Recently, some of George W. Bush's advisors have been quoted privately as worrying that their boss may follow the path of his father if the U.S. economy continues to falter into next year. At the same time, the junior Bush poses some advantages and some problems that his father did not experience. One advantage that Bush has repeatedly invoked is patriotic fervor stirred by the "war on terrorism" after the 9/11 attacks. Conversely, Bush's exploitation of that theme has carried him to the far-right of the U.S. political spectrum, and caused him to ignore many home-front problems.

Bush has, for example, become a strident advocate of curtailing civil liberties with an expanded "Patriot Act," as long as the restrictions apply to an ill-defined category of terrorists. (basically, anyone Attorney General John Ashcroft decides is a terrorist).
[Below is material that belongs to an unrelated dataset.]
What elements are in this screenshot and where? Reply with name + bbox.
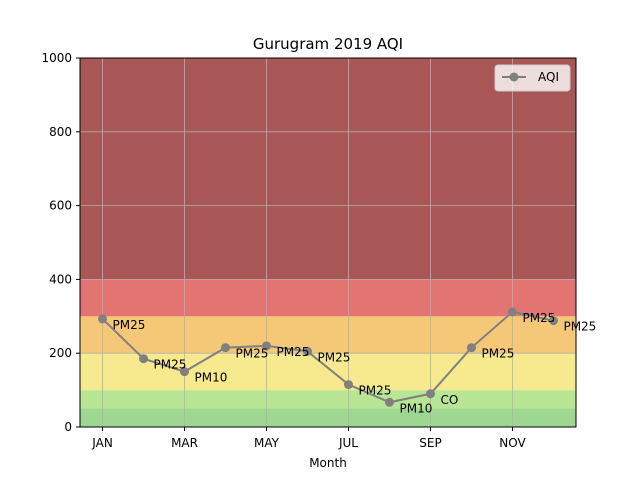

Bush has now been quoted as favoring search warrants without court approval, violating a long-held principle of U.S. law meant to safeguard the sanctity of the home. For every voter who believes such measures are necessary to combat terrorism, others will see a expanded police powers as a threat to civil liberties generally. Some media have featured accounts of people who have been held in solitary confinement for several months without charges of the basis of their Middle Eastern heritage and minor immigration violations.

During his first term, Bush has made a large number of enemies who now vow to vote for practically anyone else. These include a substantial number of Americans who are opposed to the invasion of Iraq (an opposition that grows as more soldiers die with little progress toward reconstruction). While Bush likes to think of the situation in Iraq as resembling the aftermath of World War II (and himself, perhaps as a combination of Winston Churchill and Franklin D. Roosevelt) the facts at street level invoke Vietnam more and more, day by day.

Perhaps soon Bush will be forced to consider what the Vietnam war did to the presidency of his fellow Texan, the Democrat Lyndon Johnson. In 1964, Johnson won a very one-sided election against Barry Goldwater. By 1968, he refused to run again, correctly deducing that the Vietnam war made him unelectable. Iraq could yet (invoking a metaphor popular in the U.S. South) become Bush's "Tar Baby," a problem he just cannot escape.

Bush's opponents also include fiscal conservatives who are very concerned about rapidly rising federal debt (possibly $500 billion or more next year), as well as environmentalists who object to his gutting of the Environmental Protection Agency and repudiation of the Kyoto Protocol, and teachers, who dislike increasing regimentation of public education via increasing testing of students. At the same time, money for local needs, including schools, is being cut. In Omaha, for example, as Congress debated Bush's request for $87 billion for a new year's support of the war, the city's mayor was announcing the closing of public libraries and swimming pools.

Perhaps enough people will find enough reasons to oppose Bush to cost him the presidency next year. However, on a ballot, we must vote for (as opposed to merely against) someone. That someone has yet to emerge. It could be Howard Dean. It is too early to tell. As analysts of such things often say: in politics, a year is an eternity.